Mulheres & PC: o preconceito ficou pra fora da Bienal

O RadarCultura reuniu algumas mulheres do Campus Party e ouviu: ainda existe, sim, preconceito contra a atuação feminina na área tecnológica. Só que ele ficou do lado de fora da Bienal: aqui no Campus Party, homens e mulheres compartilham informações com mútuo respeito profissional. Segundo dados atualizados da organização do evento, elas são 26% dos 3.300 inscritos.

Reunião das meninas do CP

Deixa que eu faço!
As mulheres reunidas atuam nas áreas de conteúdo para web, programação, ambientes colaborativos, desenvolvimento, software livre, comunicação e mecatrônica. Trabalham em frente ao computador e, em geral, avançam em assuntos tradicionalmente masculinos.

Elas sentem o preconceito dos rapazes na hora do trabalho. Em alguns casos, eles se lançam na frente do computador com o “deixa que eu faço!”. Em outras situações, alguns fazem uma cara que dá pra adivinhar o pensamento: “Eu faria melhor”.

Posso conferir?
As estudantes de curso técnico de mecatrônica, Máyra Ueda, Vanessa Castilho e Juliana Salgado, atuam na área de robótica. Dizem que às vezes dá nos nervos ouvir piadinhas dos colegas - como um “posso conferir?” - logo depois de montarem algum equipamento. Vanessa inclusive teve dificuldades de aprendizado no início do curso técnico – o computador não lhe era estranho, o professor que era mal educado para ensinar as únicas duas garotas da sala.

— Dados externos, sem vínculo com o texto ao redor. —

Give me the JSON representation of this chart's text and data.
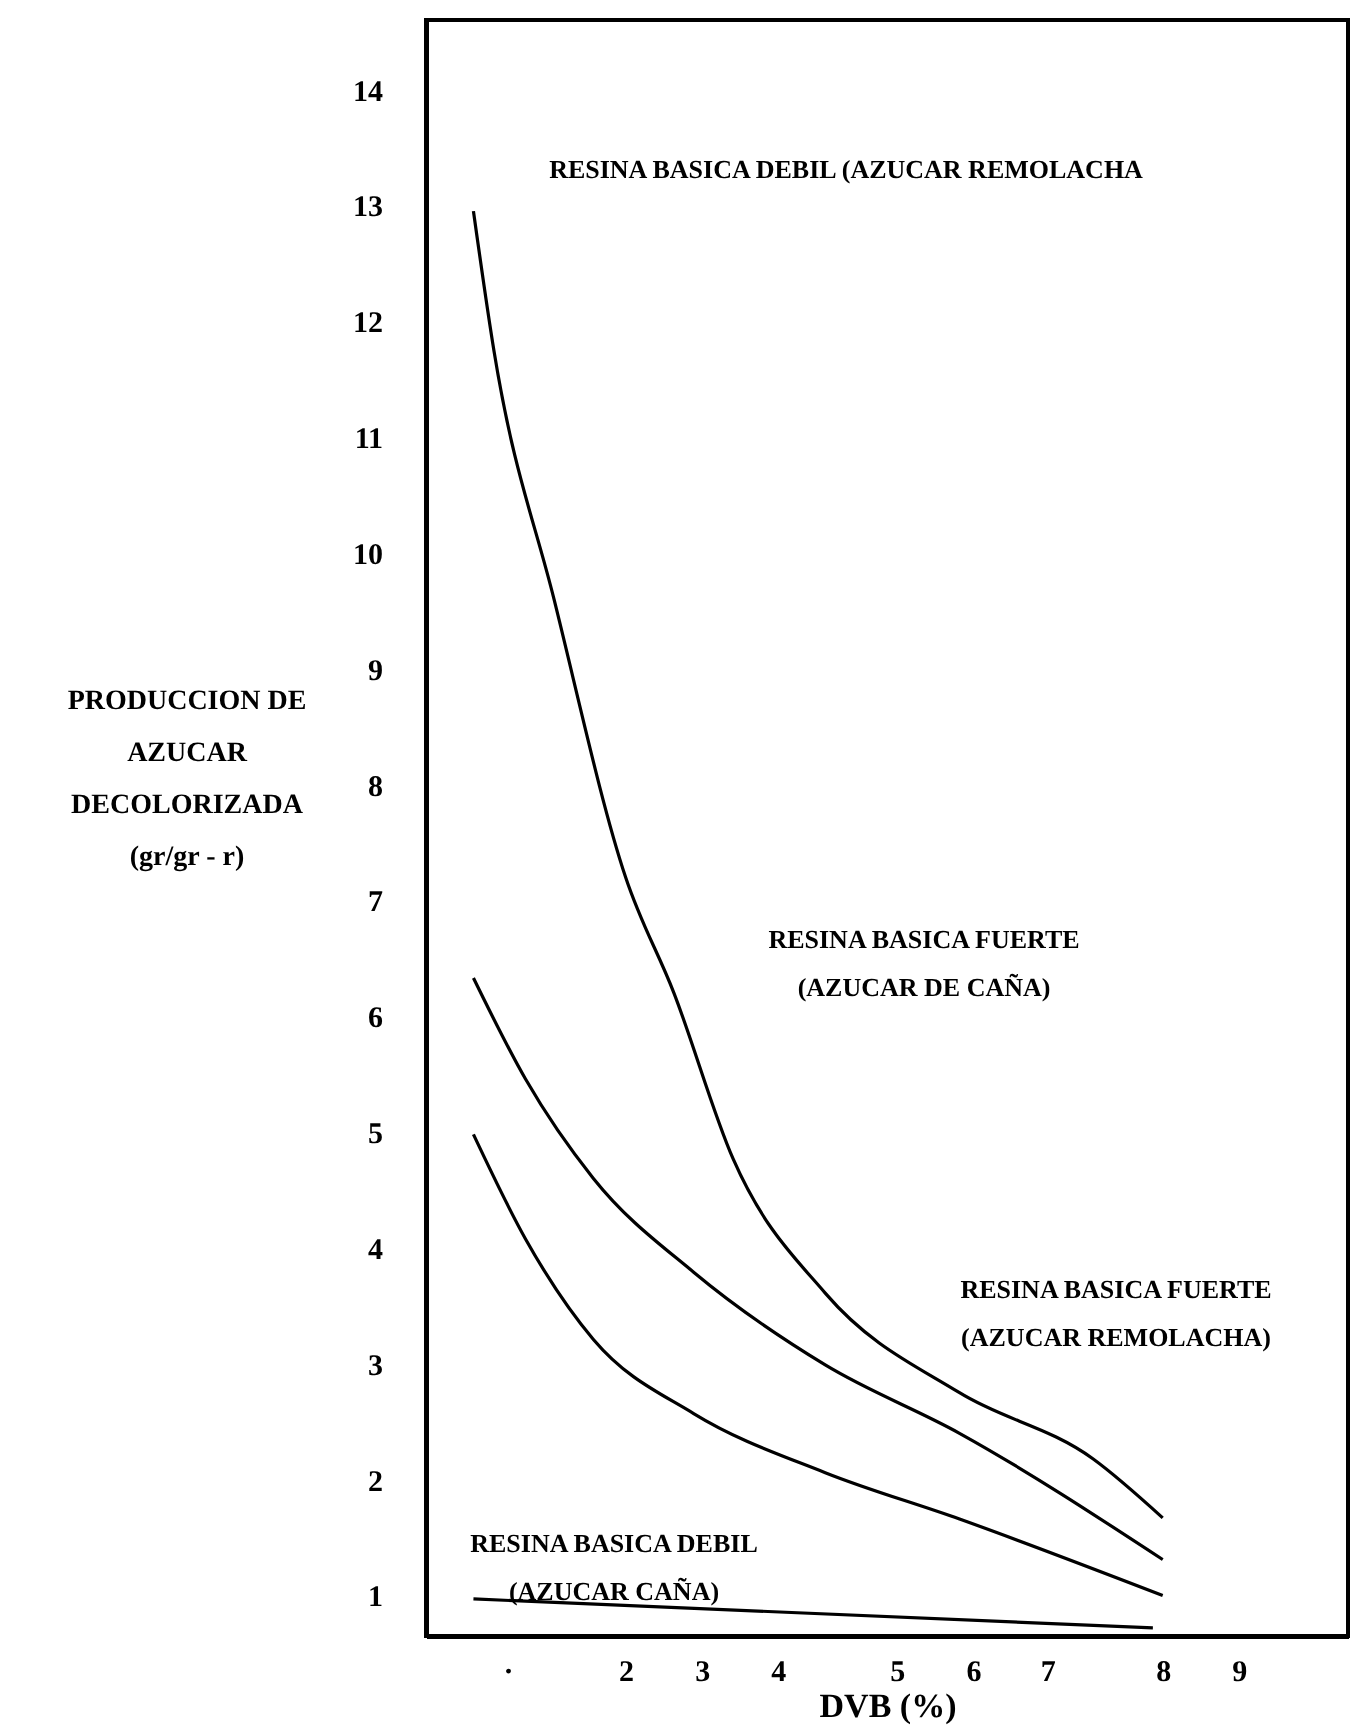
{
  "chart_data": {
    "type": "line",
    "xlabel": "DVB (%)",
    "ylabel": "PRODUCCION DE\nAZUCAR\nDECOLORIZADA\n(gr/gr - r)",
    "xlim": [
      -0.23,
      10.07
    ],
    "ylim": [
      0.65,
      14.6
    ],
    "xticks": [
      {
        "value": 0.68,
        "label": "·"
      },
      2,
      {
        "value": 2.85,
        "label": "3"
      },
      {
        "value": 3.7,
        "label": "4"
      },
      {
        "value": 5.03,
        "label": "5"
      },
      {
        "value": 5.88,
        "label": "6"
      },
      {
        "value": 6.71,
        "label": "7"
      },
      8,
      {
        "value": 8.85,
        "label": "9"
      }
    ],
    "yticks": [
      1,
      2,
      3,
      4,
      5,
      6,
      7,
      8,
      9,
      10,
      11,
      12,
      13,
      14
    ],
    "grid": false,
    "marker": "none",
    "line_style": "solid",
    "series": [
      {
        "color": "#000000",
        "x": [
          0.3,
          0.53,
          1.2,
          2.0,
          2.54,
          3.2,
          4.23,
          5.73,
          7.22,
          8.0
        ],
        "values": [
          12.95,
          11.74,
          9.6,
          7.2,
          6.2,
          4.77,
          3.61,
          2.75,
          2.18,
          1.67
        ]
      },
      {
        "color": "#000000",
        "x": [
          0.3,
          0.88,
          1.64,
          2.76,
          4.23,
          5.73,
          8.0
        ],
        "values": [
          6.33,
          5.46,
          4.6,
          3.79,
          2.99,
          2.4,
          1.31
        ]
      },
      {
        "color": "#000000",
        "x": [
          0.3,
          0.88,
          1.64,
          2.76,
          4.23,
          5.73,
          8.0
        ],
        "values": [
          4.98,
          4.08,
          3.21,
          2.57,
          2.06,
          1.66,
          1.0
        ]
      },
      {
        "color": "#000000",
        "x": [
          0.3,
          7.89
        ],
        "values": [
          0.97,
          0.72
        ]
      }
    ],
    "annotations": [
      "RESINA BASICA DEBIL (AZUCAR REMOLACHA",
      "RESINA BASICA FUERTE\n(AZUCAR DE CAÑA)",
      "RESINA BASICA FUERTE\n(AZUCAR REMOLACHA)",
      "RESINA BASICA DEBIL\n(AZUCAR CAÑA)"
    ]
  }
}
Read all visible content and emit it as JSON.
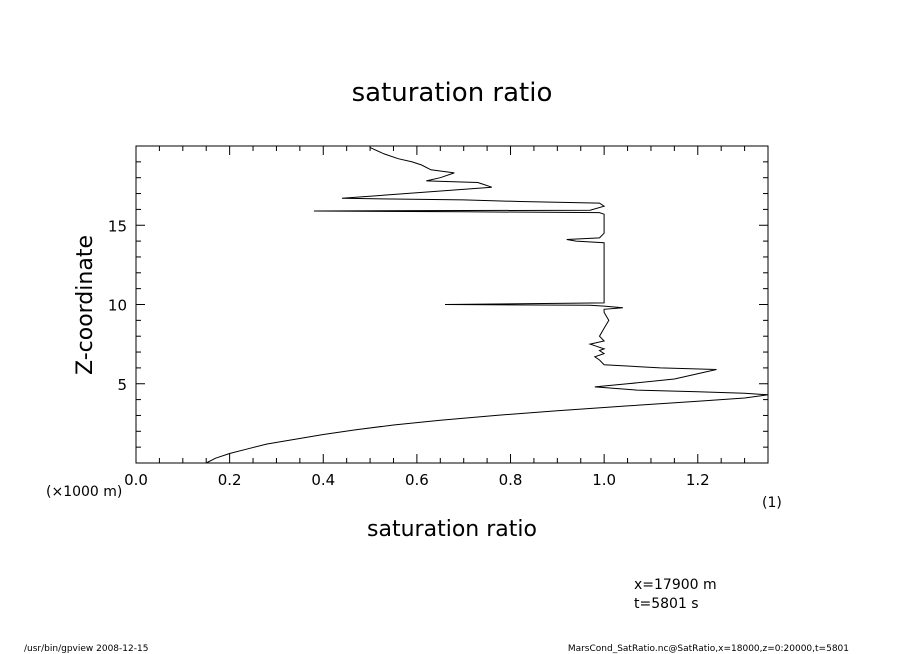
{
  "chart_data": {
    "type": "line",
    "title": "saturation ratio",
    "xlabel": "saturation ratio",
    "ylabel": "Z-coordinate",
    "xlim": [
      0.0,
      1.35
    ],
    "ylim": [
      0,
      20
    ],
    "x_ticks": [
      "0.0",
      "0.2",
      "0.4",
      "0.6",
      "0.8",
      "1.0",
      "1.2"
    ],
    "y_ticks": [
      "5",
      "10",
      "15"
    ],
    "x_unit": "(1)",
    "y_unit": "(×1000 m)",
    "grid": false,
    "series": [
      {
        "x": [
          0.15,
          0.17,
          0.2,
          0.24,
          0.28,
          0.34,
          0.4,
          0.47,
          0.55,
          0.65,
          0.77,
          0.9,
          1.05,
          1.2,
          1.3,
          1.35,
          1.3,
          1.2,
          1.07,
          0.98,
          1.05,
          1.15,
          1.24,
          1.12,
          1.0,
          0.99,
          0.98,
          1.0,
          0.99,
          1.0,
          0.98,
          0.97,
          1.0,
          0.99,
          1.0,
          1.01,
          1.0,
          1.0,
          1.04,
          1.0,
          0.97,
          0.66,
          1.0,
          1.0,
          1.0,
          1.0,
          0.94,
          0.92,
          0.99,
          1.0,
          1.0,
          1.0,
          0.99,
          0.7,
          0.38,
          0.97,
          1.0,
          0.99,
          0.82,
          0.7,
          0.44,
          0.76,
          0.74,
          0.73,
          0.62,
          0.65,
          0.68,
          0.63,
          0.61,
          0.59,
          0.56,
          0.53,
          0.5
        ],
        "y": [
          0.0,
          0.3,
          0.6,
          0.9,
          1.2,
          1.5,
          1.8,
          2.1,
          2.4,
          2.7,
          3.0,
          3.3,
          3.6,
          3.9,
          4.1,
          4.3,
          4.4,
          4.5,
          4.6,
          4.8,
          5.0,
          5.3,
          5.9,
          6.0,
          6.2,
          6.5,
          6.7,
          6.9,
          7.1,
          7.2,
          7.4,
          7.5,
          7.7,
          8.0,
          8.5,
          9.0,
          9.5,
          9.7,
          9.8,
          9.9,
          9.95,
          10.0,
          10.1,
          12.0,
          13.8,
          13.9,
          14.0,
          14.1,
          14.2,
          14.5,
          15.2,
          15.7,
          15.8,
          15.85,
          15.9,
          15.95,
          16.2,
          16.4,
          16.5,
          16.6,
          16.7,
          17.4,
          17.6,
          17.7,
          17.8,
          18.0,
          18.3,
          18.5,
          18.8,
          19.0,
          19.2,
          19.5,
          19.9
        ]
      }
    ]
  },
  "annotation": {
    "x_line": "x=17900  m",
    "t_line": "t=5801  s"
  },
  "footer": {
    "left": "/usr/bin/gpview   2008-12-15",
    "right": "MarsCond_SatRatio.nc@SatRatio,x=18000,z=0:20000,t=5801"
  }
}
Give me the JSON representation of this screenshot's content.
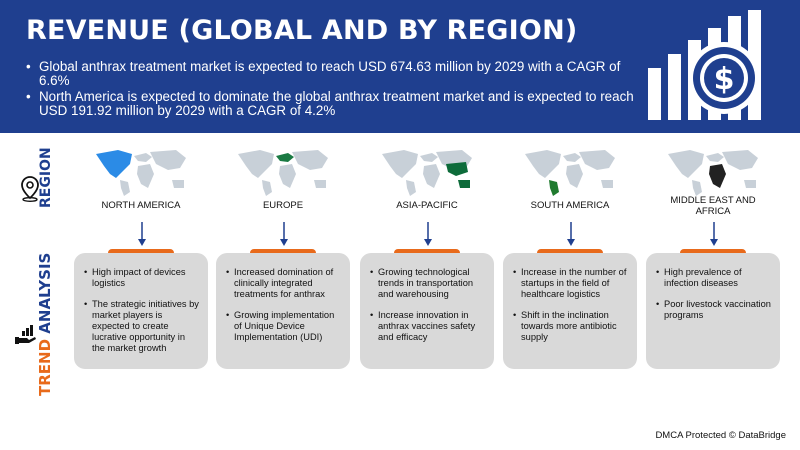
{
  "header": {
    "title": "REVENUE (GLOBAL AND BY REGION)",
    "bullets": [
      "Global anthrax treatment market is expected to reach USD 674.63 million by 2029 with a CAGR of 6.6%",
      "North America is expected to dominate the global anthrax treatment market and is expected to reach USD 191.92 million by 2029 with a CAGR of 4.2%"
    ],
    "icon": "dollar-bar-chart-icon"
  },
  "side": {
    "region_label": "REGION",
    "trend_label_part1": "TREND",
    "trend_label_part2": "ANALYSIS",
    "region_icon": "location-pin-icon",
    "trend_icon": "hand-chart-icon"
  },
  "regions": [
    {
      "name": "NORTH AMERICA",
      "points": [
        "High impact of devices logistics",
        "The strategic initiatives by market players is expected to create lucrative opportunity in the market growth"
      ]
    },
    {
      "name": "EUROPE",
      "points": [
        "Increased domination of clinically integrated treatments for anthrax",
        "Growing implementation of Unique Device Implementation (UDI)"
      ]
    },
    {
      "name": "ASIA-PACIFIC",
      "points": [
        "Growing technological trends in transportation and warehousing",
        "Increase innovation in anthrax vaccines safety and efficacy"
      ]
    },
    {
      "name": "SOUTH AMERICA",
      "points": [
        "Increase in the number of startups in the field of healthcare logistics",
        "Shift in the inclination towards more antibiotic supply"
      ]
    },
    {
      "name": "MIDDLE EAST AND AFRICA",
      "points": [
        "High prevalence of infection diseases",
        "Poor livestock vaccination programs"
      ]
    }
  ],
  "colors": {
    "header_bg": "#1f3f8f",
    "accent_orange": "#e86a1b",
    "card_bg": "#d9d9d9",
    "map_base": "#c8d0d8",
    "highlight_north_america": "#2b8be6",
    "highlight_europe": "#1a7a43",
    "highlight_asia_pacific": "#0d6b3a",
    "highlight_south_america": "#1f7a2e",
    "highlight_mea": "#222222"
  },
  "footer": "DMCA Protected © DataBridge"
}
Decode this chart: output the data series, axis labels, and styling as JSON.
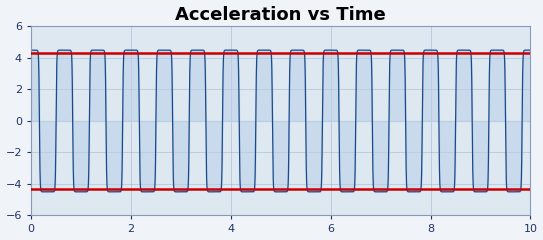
{
  "title": "Acceleration vs Time",
  "title_fontsize": 13,
  "title_fontweight": "bold",
  "xlim": [
    0,
    10
  ],
  "ylim": [
    -6,
    6
  ],
  "xticks": [
    0,
    2,
    4,
    6,
    8,
    10
  ],
  "yticks": [
    -6,
    -4,
    -2,
    0,
    2,
    4,
    6
  ],
  "hline_y_pos": 4.3,
  "hline_y_neg": -4.3,
  "hline_color": "#cc0000",
  "hline_lw": 1.8,
  "line_color": "#1a4a8a",
  "fill_color": "#b8cfe8",
  "fill_alpha": 0.55,
  "bg_color": "#dde8f0",
  "freq": 1.5,
  "amplitude": 4.5,
  "shape_power": 0.18,
  "grid_color": "#8899bb",
  "grid_alpha": 0.5,
  "tick_fontsize": 8,
  "tick_color": "#223366",
  "fig_width": 5.43,
  "fig_height": 2.4,
  "dpi": 100
}
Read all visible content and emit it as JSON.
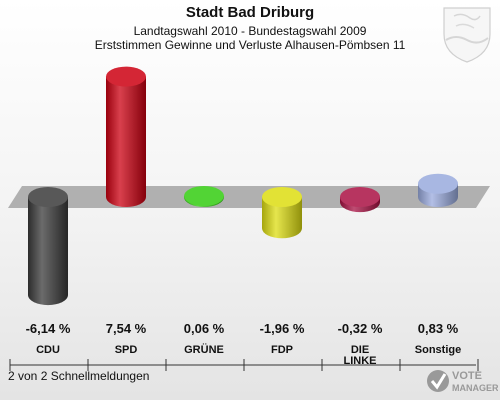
{
  "header": {
    "title": "Stadt Bad Driburg",
    "subtitle1": "Landtagswahl 2010 - Bundestagswahl 2009",
    "subtitle2": "Erststimmen Gewinne und Verluste Alhausen-Pömbsen 11"
  },
  "footer": {
    "text": "2 von 2 Schnellmeldungen"
  },
  "logo": {
    "line1": "VOTE",
    "line2": "MANAGER"
  },
  "chart_data": {
    "type": "bar",
    "categories": [
      "CDU",
      "SPD",
      "GRÜNE",
      "FDP",
      "DIE LINKE",
      "Sonstige"
    ],
    "category_lines": [
      [
        "CDU"
      ],
      [
        "SPD"
      ],
      [
        "GRÜNE"
      ],
      [
        "FDP"
      ],
      [
        "DIE",
        "LINKE"
      ],
      [
        "Sonstige"
      ]
    ],
    "values": [
      -6.14,
      7.54,
      0.06,
      -1.96,
      -0.32,
      0.83
    ],
    "value_labels": [
      "-6,14 %",
      "7,54 %",
      "0,06 %",
      "-1,96 %",
      "-0,32 %",
      "0,83 %"
    ],
    "colors": [
      "#3a3a3a",
      "#cc0011",
      "#33cc11",
      "#dddd11",
      "#aa1144",
      "#99aadd"
    ],
    "ylim": [
      -7.2,
      8.3
    ],
    "baseline": 0,
    "grid": false,
    "legend": "none"
  }
}
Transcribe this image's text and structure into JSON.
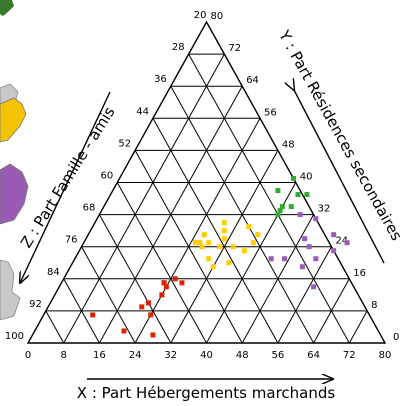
{
  "chart_data": {
    "type": "scatter",
    "subtype": "ternary",
    "axes": {
      "x": {
        "label": "X : Part Hébergements marchands",
        "range": [
          0,
          80
        ],
        "ticks": [
          "0",
          "8",
          "16",
          "24",
          "32",
          "40",
          "48",
          "56",
          "64",
          "72",
          "80"
        ]
      },
      "y": {
        "label": "Y : Part Résidences secondaires",
        "range": [
          0,
          80
        ],
        "ticks": [
          "0",
          "8",
          "16",
          "24",
          "32",
          "40",
          "48",
          "56",
          "64",
          "72",
          "80"
        ]
      },
      "z": {
        "label": "Z : Part Famille - amis",
        "range": [
          20,
          100
        ],
        "ticks": [
          "20",
          "28",
          "36",
          "44",
          "52",
          "60",
          "68",
          "76",
          "84",
          "92",
          "100"
        ]
      }
    },
    "grid": true,
    "series": [
      {
        "color": "#33aa33",
        "points": [
          {
            "x": 39,
            "y": 41
          },
          {
            "x": 37,
            "y": 38
          },
          {
            "x": 42,
            "y": 37
          },
          {
            "x": 40,
            "y": 34
          },
          {
            "x": 40,
            "y": 32
          },
          {
            "x": 42,
            "y": 34
          },
          {
            "x": 44,
            "y": 37
          },
          {
            "x": 40,
            "y": 33
          }
        ]
      },
      {
        "color": "#ffcc00",
        "points": [
          {
            "x": 25,
            "y": 25
          },
          {
            "x": 28,
            "y": 25
          },
          {
            "x": 31,
            "y": 24
          },
          {
            "x": 29,
            "y": 30
          },
          {
            "x": 30,
            "y": 28
          },
          {
            "x": 26,
            "y": 27
          },
          {
            "x": 26,
            "y": 25
          },
          {
            "x": 27,
            "y": 24
          },
          {
            "x": 34,
            "y": 24
          },
          {
            "x": 30,
            "y": 21
          },
          {
            "x": 35,
            "y": 20
          },
          {
            "x": 32,
            "y": 19
          },
          {
            "x": 35,
            "y": 29
          },
          {
            "x": 38,
            "y": 25
          },
          {
            "x": 37,
            "y": 23
          },
          {
            "x": 31,
            "y": 26
          },
          {
            "x": 38,
            "y": 27
          }
        ]
      },
      {
        "color": "#9a5bb5",
        "points": [
          {
            "x": 45,
            "y": 32
          },
          {
            "x": 49,
            "y": 31
          },
          {
            "x": 49,
            "y": 26
          },
          {
            "x": 51,
            "y": 24
          },
          {
            "x": 52,
            "y": 19
          },
          {
            "x": 47,
            "y": 21
          },
          {
            "x": 44,
            "y": 21
          },
          {
            "x": 55,
            "y": 27
          },
          {
            "x": 59,
            "y": 25
          },
          {
            "x": 57,
            "y": 23
          },
          {
            "x": 54,
            "y": 21
          },
          {
            "x": 57,
            "y": 14
          }
        ]
      },
      {
        "color": "#dd2200",
        "points": [
          {
            "x": 23,
            "y": 15
          },
          {
            "x": 24,
            "y": 14
          },
          {
            "x": 24,
            "y": 12
          },
          {
            "x": 27,
            "y": 15
          },
          {
            "x": 21,
            "y": 9
          },
          {
            "x": 24,
            "y": 7
          },
          {
            "x": 11,
            "y": 7
          },
          {
            "x": 20,
            "y": 3
          },
          {
            "x": 27,
            "y": 2
          },
          {
            "x": 22,
            "y": 10
          },
          {
            "x": 25,
            "y": 16
          },
          {
            "x": 23,
            "y": 15
          }
        ]
      }
    ]
  }
}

É oriental? Então é por isso!
Marina Atoji é conteudista para web. Para ela, falar sua profissão é como dizer para os rapazes: “Entendo de carros”. Há situações em que os homens associam sua aptidão com o ambiente virtual ao fato de ter traços orientais. Quando revela isso, em conjunto as meninas do debate concluem: “Talvez eles tenham medo de perder espaço!”.

A colega de Marina, Tíssia Nunes, lida com ambientes colaborativos e educação à distância. No debate, ela se trata de um caso à parte: como lida com uma área que pressupõe trabalho em grupo, Tíssia não é atingida pelo preconceito.

O problema é o leigo
A bibliotecária e geógrafa Maria Ângela Pereira, de 56 anos, apresentou-se como “apenas usuária”. Ela acredita que o maior preconceito é contra o leigo, não exatamente contra as mulheres. “Parece que existe o medo de que quem está começando a aprender vá quebrar alguma coisa”.

Já no Campus Party...
As debatedoras disseram que aqui no Campus Party estão conseguindo fazer contatos profissionais sem nenhum problema ou resquício de preconceito. O saldo do debate é que aqui os plugados estão mesmo interessados em trocar idéias e, diante das oportunidades do evento, o resto fica de lado. Elas afirmam que são um grupo pequeno, mas bem recebido.